The Pattern Library is a toolkit for building recursive descent parsers, offering a range of features from low-level pointer manipulation, to high-level, grammar-like abstractions.

Below are various ways in which you might tokenize a number which can be either an integer or a decimal.

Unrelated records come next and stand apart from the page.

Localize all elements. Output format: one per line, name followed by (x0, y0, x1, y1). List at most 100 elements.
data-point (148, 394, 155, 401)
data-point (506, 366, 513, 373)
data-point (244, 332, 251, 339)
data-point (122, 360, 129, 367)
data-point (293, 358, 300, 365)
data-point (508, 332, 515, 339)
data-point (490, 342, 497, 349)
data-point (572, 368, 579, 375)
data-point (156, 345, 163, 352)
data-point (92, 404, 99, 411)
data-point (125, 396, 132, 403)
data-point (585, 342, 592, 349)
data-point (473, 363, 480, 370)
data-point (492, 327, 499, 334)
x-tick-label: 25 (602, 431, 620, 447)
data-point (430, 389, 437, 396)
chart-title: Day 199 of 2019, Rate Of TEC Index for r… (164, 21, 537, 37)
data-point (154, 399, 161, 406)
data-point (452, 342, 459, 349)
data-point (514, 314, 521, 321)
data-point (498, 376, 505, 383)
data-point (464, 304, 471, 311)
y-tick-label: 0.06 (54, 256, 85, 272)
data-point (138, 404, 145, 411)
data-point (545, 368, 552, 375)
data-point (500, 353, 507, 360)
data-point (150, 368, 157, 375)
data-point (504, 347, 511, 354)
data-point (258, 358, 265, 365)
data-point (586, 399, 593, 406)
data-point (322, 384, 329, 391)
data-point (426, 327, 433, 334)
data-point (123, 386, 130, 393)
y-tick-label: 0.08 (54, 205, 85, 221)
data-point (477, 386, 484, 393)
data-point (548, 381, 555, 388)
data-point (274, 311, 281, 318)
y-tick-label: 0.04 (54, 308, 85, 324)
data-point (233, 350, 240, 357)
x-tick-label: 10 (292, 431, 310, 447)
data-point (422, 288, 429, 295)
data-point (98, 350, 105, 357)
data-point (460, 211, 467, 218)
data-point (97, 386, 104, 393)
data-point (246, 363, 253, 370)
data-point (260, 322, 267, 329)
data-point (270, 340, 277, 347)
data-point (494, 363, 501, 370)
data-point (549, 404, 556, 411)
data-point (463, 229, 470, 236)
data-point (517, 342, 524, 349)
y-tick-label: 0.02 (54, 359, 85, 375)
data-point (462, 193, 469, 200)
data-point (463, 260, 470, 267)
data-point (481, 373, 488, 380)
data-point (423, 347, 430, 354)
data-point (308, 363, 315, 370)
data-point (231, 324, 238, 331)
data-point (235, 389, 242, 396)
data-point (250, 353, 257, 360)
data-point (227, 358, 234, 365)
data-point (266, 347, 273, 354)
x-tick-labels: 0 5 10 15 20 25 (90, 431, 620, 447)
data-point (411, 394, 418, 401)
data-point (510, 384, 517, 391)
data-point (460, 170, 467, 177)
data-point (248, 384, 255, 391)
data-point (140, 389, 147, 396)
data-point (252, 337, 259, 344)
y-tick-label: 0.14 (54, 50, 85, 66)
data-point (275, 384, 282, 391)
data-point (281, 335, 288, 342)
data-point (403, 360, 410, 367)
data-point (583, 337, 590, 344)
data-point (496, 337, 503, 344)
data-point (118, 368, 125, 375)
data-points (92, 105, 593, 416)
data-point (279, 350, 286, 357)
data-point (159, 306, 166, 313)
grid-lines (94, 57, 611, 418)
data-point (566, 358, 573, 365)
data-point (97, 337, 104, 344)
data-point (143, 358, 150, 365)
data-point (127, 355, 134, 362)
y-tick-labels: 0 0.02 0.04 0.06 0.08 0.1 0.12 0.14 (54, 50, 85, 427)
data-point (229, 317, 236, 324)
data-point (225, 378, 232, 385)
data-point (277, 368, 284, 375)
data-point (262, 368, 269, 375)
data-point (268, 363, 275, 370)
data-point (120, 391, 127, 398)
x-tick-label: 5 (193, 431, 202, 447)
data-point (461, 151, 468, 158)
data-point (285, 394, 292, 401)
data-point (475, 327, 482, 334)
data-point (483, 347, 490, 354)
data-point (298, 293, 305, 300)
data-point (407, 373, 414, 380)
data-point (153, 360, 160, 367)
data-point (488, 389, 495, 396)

Assume that the current character has been identified as a digit in your outer loop.

Set up

The following definitions are used throughout the examples:

#include <string>
#include <string_view>
#include <variant>
#include "scan_view.h"
#include "scanning-algorithms.h"
#include "syntax.h"

enum class TokenType { INTEGER, DECIMAL };
using number_token = token<TokenType, std::variant<int, double>>;

constexpr bool is_digit (char c)     { return '0' <= c && c <= '9'; }

std::string to_string (std::string_view s)     { return std::string {s.data(), s.length()}; }

Using pointers

number_token number (scan_view& s)
{
     // Integer
     std::string match = "" + *s++;

     while (is_digit(*s))    match += *s++;

     if (s[0] != '.' || !is_digit(s[1]))    return {TokenType::INTEGER, std::stoi(match)};

     // Decimal
     match += *s++ + *s++;

     while (is_digit(*s))    match += *s++;

     return {TokenType::DECIMAL, std::stod(match)};
}

Using algorithms

number_token number (scan_view& s)
{
     s.save();

     // Integer
     ++s;
     advance_while(s, is_digit);

     if (*s != '.' || !is_digit(s[1]))    return {TokenType::INTEGER, std::stoi(s.copy_skipped())};

     // Decimal
     s += 2;
     advance_while(s, is_digit);

     return {TokenType::DECIMAL, std::stod(s.copy_skipped())};
}

Using higher-order functions

number_token number (scan_view& s)
{
     constexpr auto integer    = Scan::some(is_digit);
     constexpr auto fractional = Scan::join('.', integer);

     s.save();

     integer(s);

     if (!fractional(s))     return {TokenType::INTEGER, std::stoi(s.copy_skipped())};
     return {TokenType::DECIMAL, std::stod(s.copy_skipped())};
}

Using declarative features

auto integer    = Scan::some(is_digit);
auto fractional = Scan::join('.', integer);

number_token tokenize_int (std::string_view match)
{
     return {TokenType::INTEGER, std::stoi(to_string(match))};
};

number_token tokenize_dec (std::string_view match)
{
     return {TokenType::DECIMAL, std::stod(to_string(match))};
};

// Tokenize::incremental takes a list of pairs of scanners and tokenizers
auto number = Tokenize::incremental({integer,    tokenize_int},
                                    {fractional, tokenize_dec});

Using grammar-like features

auto digit   = GrammarExp >> '0' | '1' | '2' | '3' | '4' | '5' | '6' | '7' | '8' | '9';
auto integer = +digit;
auto decimal = integer & '.' & integer;

number_token tokenize_int (std::string_view match)
{
     return {TokenType::INTEGER, std::stoi(match)};
};

number_token tokenize_dec (std::string_view match)
{
     return {TokenType::DECIMAL, std::stod(match)};
};

Language myLang;

// Incremental parsing is handled automatically when rules are added
myLang.add_rule(integer, tokenize_int);
myLang.add_rule(decimal, tokenize_dec);

Using built-in definitions

#include "pattern.h"

Language myLang;
myLang.add_rule(PatDef::integer, [](auto m) -> number_token { return {TokenType::INTEGER, std::stoi(m)}; });
myLang.add_rule(PatDef::decimal, [](auto m) -> number_token { return {TokenType::DECIMAL, std::stod(m)}; });